Available protein structures:
- PDB: IPR014773 PF03545 (ECOD; PDBsum)
- AlphaFold: IPR014773; PF03545;

= YopE protein domain =

In molecular biology, the protein domain YopE refers to the secretion of virulence factors in Gram-negative bacteria involves transportation of the protein across two membranes to reach the cell exterior. It not only infects the host cell but also protects the bacteria. It undergoes several mechanisms to evade the host's immune system. This particular protein domain can be referred to as a Rho GTPase-activating protein (GAP).

==Function==
YopE is an effector protein of the bacteria Yersinia. It functions as a Rho GTPase-activating protein (GAP). YopE acts as both a virulence factor and a protective antigen.

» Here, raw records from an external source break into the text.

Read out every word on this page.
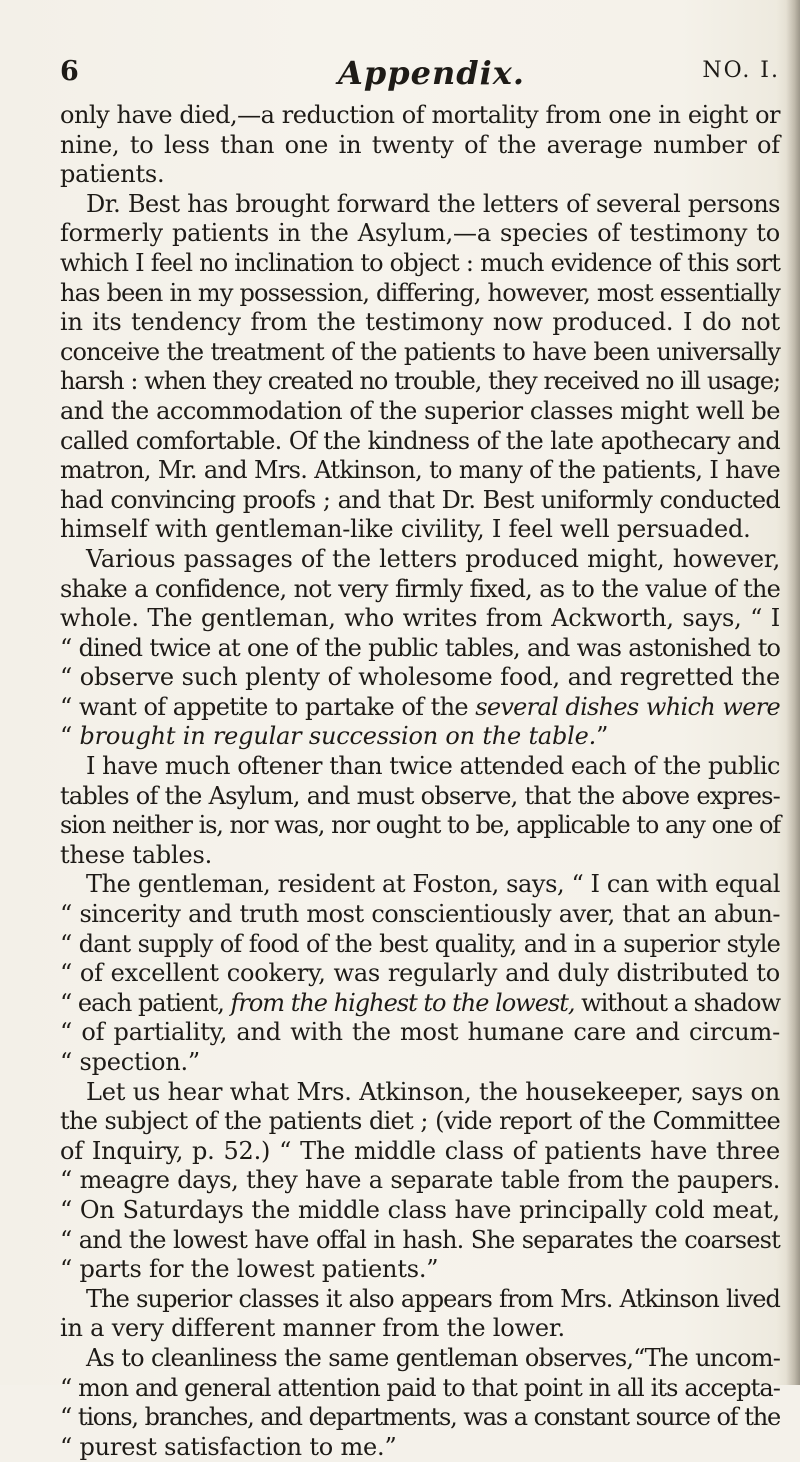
6	Appendix.	NO. I.
only have died,—a reduction of mortality from one in eight or
nine, to less than one in twenty of the average number of
patients.
Dr. Best has brought forward the letters of several persons
formerly patients in the Asylum,—a species of testimony to
which I feel no inclination to object : much evidence of this sort
has been in my possession, differing, however, most essentially
in its tendency from the testimony now produced. I do not
conceive the treatment of the patients to have been universally
harsh : when they created no trouble, they received no ill usage;
and the accommodation of the superior classes might well be
called comfortable. Of the kindness of the late apothecary and
matron, Mr. and Mrs. Atkinson, to many of the patients, I have
had convincing proofs ; and that Dr. Best uniformly conducted
himself with gentleman-like civility, I feel well persuaded.
Various passages of the letters produced might, however,
shake a confidence, not very firmly fixed, as to the value of the
whole. The gentleman, who writes from Ackworth, says, “ I
“ dined twice at one of the public tables, and was astonished to
“ observe such plenty of wholesome food, and regretted the
“ want of appetite to partake of the several dishes which were
“ brought in regular succession on the table.”
I have much oftener than twice attended each of the public
tables of the Asylum, and must observe, that the above expres-
sion neither is, nor was, nor ought to be, applicable to any one of
these tables.
The gentleman, resident at Foston, says, “ I can with equal
“ sincerity and truth most conscientiously aver, that an abun-
“ dant supply of food of the best quality, and in a superior style
“ of excellent cookery, was regularly and duly distributed to
“ each patient, from the highest to the lowest, without a shadow
“ of partiality, and with the most humane care and circum-
“ spection.”
Let us hear what Mrs. Atkinson, the housekeeper, says on
the subject of the patients diet ; (vide report of the Committee
of Inquiry, p. 52.) “ The middle class of patients have three
“ meagre days, they have a separate table from the paupers.
“ On Saturdays the middle class have principally cold meat,
“ and the lowest have offal in hash. She separates the coarsest
“ parts for the lowest patients.”
The superior classes it also appears from Mrs. Atkinson lived
in a very different manner from the lower.
As to cleanliness the same gentleman observes,“The uncom-
“ mon and general attention paid to that point in all its accepta-
“ tions, branches, and departments, was a constant source of the
“ purest satisfaction to me.”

In order to evade detection by the host, YopE uses a number of different eukaryotic signalling pathways to counteract innate and adaptive immune responses of the host. YopE targets the small GTPases: RhoA, Rac1, and Rac2. YopE GAP activity inhibits two common methods of host immunity - phagocytosis and reactive oxygen species generation. Additionally, it is thought that YopE targets the following immune cells, in particular:
- B lymphocytes,
- macrophages,
- dendritic cells,
- and neutrophils.

Evidence also suggests that CD8 T lymphocyte cells mediate protection against Yersinia by production of cytokines (e.g., tumor necrosis factor alpha [TNF-alpha] and gamma interferon [IFN]) and by killing bacteria-associated host cells to promote internalization by neighbouring phagocytes.

==Structure==
Structurally speaking, YopE has 4 alpha helices arranged in a left handed Four-helical up-and-down bundle. This bundle acts as the GAP domain, because arginine from an alpha helix is inserted into a GTP-ase which catalyses GTP hydrolysis through stabilisation of the transition state.